Plötzlich stand Mama oben an der Treppe.
„Ist es viel?“
„Nein, ungefähr so, wie wenn sie läufig ist.“
Sie seufzte und schüttelte bekümmert den Kopf.
„Wir werden wohl einen Termin in der Tierklinik vereinbaren müssen.“
Ich sah Wuff an, die, munter wie schon lange nicht mehr, in ihrem schwarzen Höschen umherhüpfte.
„Vielleicht ist es nichts Ernstes, aber sicherheitshalber sollte man schon nachschauen lassen“, meinte Papa ebenfalls. „Na, und was hast du heute vor?“
Trübsal blasen, dachte ich.
Doch dann musste ich daran denken, was Linus gesagt hatte. Es gab viele, die es cool fanden, dass ich in einer Jungenmannschaft mitspielte.
Das verlieh mir wieder Mut und Kraft. Wenn Anton und seine Kumpanen fies sein konnten, dann konnte ich das auch sein.
Ich würde es ihnen zeigen!

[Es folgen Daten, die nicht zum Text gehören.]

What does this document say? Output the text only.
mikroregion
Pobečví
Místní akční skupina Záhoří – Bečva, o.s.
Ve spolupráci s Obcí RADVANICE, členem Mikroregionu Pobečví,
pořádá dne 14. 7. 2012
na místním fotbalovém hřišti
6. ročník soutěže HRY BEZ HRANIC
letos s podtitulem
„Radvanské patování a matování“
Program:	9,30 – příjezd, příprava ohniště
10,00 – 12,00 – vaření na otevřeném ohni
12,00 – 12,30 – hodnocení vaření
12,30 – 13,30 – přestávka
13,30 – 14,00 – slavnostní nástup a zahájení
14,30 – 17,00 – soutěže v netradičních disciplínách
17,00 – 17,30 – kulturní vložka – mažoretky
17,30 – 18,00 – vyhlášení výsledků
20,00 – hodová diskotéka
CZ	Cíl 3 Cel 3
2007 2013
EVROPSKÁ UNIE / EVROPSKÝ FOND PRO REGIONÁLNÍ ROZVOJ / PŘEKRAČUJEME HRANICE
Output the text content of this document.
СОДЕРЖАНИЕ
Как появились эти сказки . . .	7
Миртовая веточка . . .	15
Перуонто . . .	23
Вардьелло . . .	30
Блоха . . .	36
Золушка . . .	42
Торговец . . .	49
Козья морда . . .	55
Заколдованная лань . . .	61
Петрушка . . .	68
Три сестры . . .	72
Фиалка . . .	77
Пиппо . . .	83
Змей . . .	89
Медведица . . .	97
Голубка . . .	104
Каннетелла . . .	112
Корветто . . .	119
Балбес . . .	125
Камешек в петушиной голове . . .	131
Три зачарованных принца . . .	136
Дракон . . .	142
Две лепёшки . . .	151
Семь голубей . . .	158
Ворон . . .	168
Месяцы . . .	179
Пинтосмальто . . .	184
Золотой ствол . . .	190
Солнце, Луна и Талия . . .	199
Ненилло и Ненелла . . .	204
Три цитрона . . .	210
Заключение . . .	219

Und dafür brauchte ich die Unterstützung der Leute, die es gut fanden, dass ich in der Mannschaft war.
Ranjan, Mohammed, Johannes, Patrick.
Vor allem Alexander.
„Ich werd Alex besuchen“, beschloss ich.
Das war einfacher, als ihn zu mir einzuladen. Dann konnte ich gehen, wann ich wollte. Vor allem, falls er anfangen sollte, mich „Schatz“zu nennen und nach Ausreden zu suchen, um mir nicht helfen zu müssen.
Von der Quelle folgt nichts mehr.